The third cause is spiritual and external; for instance when by the work of a devil the sleeper's phantasms are disturbed so as to induce the aforesaid result. Sometimes this is associated with a previous sin, namely the neglect to guard against the wiles of the devil. Hence the words of the hymn at even: "Our enemy repress, that so our bodies no uncleanness know" [*Translation W. K. Blount].
On the other hand, this may occur without any fault on man's part, and through the wickedness of the devil alone. Thus we read in the Collationes Patrum (Coll. xxii, 6) of a man who was ever wont to suffer from nocturnal pollution on festivals, and that the devil brought this about in order to prevent him from receiving Holy Communion. Hence it is manifest that nocturnal pollution is never a sin, but is sometimes the result of a previous sin.
Reply to Objection 1: Solomon did not merit to receive wisdom from God while he was asleep. He received it in token of his previous desire. It is for this reason that his petition is stated to have been pleasing to God (3 Kings 3:10), as Augustine observes (Gen. ad lit. xii, 15).
Reply to Objection 2: The use of reason is more or less hindered in sleep, according as the inner sensitive powers are more or less overcome by sleep, on account of the violence or attenuation of the evaporations.
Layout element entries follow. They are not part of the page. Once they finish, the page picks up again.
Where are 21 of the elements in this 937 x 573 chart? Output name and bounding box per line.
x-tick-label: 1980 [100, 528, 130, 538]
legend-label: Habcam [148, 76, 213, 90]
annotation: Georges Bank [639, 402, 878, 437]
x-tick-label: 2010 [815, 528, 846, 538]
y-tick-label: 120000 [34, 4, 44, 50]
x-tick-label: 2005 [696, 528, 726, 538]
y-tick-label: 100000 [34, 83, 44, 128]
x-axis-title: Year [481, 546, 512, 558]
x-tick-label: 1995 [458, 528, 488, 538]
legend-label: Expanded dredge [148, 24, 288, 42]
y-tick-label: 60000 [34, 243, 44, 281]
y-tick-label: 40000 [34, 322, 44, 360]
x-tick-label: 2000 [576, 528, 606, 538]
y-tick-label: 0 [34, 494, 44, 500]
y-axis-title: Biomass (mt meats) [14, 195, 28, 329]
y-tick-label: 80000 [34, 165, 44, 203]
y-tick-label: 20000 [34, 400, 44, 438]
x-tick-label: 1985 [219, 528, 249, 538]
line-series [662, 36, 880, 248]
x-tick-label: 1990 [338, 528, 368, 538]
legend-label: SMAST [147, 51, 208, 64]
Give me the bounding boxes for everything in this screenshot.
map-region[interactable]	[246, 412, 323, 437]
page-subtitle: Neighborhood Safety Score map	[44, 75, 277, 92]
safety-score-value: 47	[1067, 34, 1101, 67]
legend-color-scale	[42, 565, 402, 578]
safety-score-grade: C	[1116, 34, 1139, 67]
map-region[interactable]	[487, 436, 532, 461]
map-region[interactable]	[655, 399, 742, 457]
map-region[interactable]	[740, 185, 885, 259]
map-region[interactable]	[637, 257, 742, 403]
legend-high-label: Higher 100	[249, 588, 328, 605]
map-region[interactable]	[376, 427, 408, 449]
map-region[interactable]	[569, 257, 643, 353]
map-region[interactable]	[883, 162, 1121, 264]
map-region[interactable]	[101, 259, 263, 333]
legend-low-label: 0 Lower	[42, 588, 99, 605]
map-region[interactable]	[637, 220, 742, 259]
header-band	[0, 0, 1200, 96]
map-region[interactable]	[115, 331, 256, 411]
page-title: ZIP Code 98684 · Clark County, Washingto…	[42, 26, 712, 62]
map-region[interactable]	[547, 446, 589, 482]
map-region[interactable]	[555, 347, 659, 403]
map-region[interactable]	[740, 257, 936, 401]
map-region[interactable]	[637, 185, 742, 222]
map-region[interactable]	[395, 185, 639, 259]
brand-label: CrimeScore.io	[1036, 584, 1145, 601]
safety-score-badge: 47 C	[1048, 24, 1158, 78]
Nevertheless it is always hindered somewhat, so as to be unable to elicit a judgment altogether free, as stated in the FP, Q, A, ad 2. Therefore what it does then is not imputed to it as a sin.
Reply to Objection 3: Reason's apprehension is not hindered during sleep to the same extent as its judgment, for this is accomplished by reason turning to sensible objects, which are the first principles of human thought. Hence nothing hinders man's reason during sleep from apprehending anew something arising out of the traces left by his previous thoughts and phantasms presented to him, or again through Divine revelation, or the interference of a good or bad angel.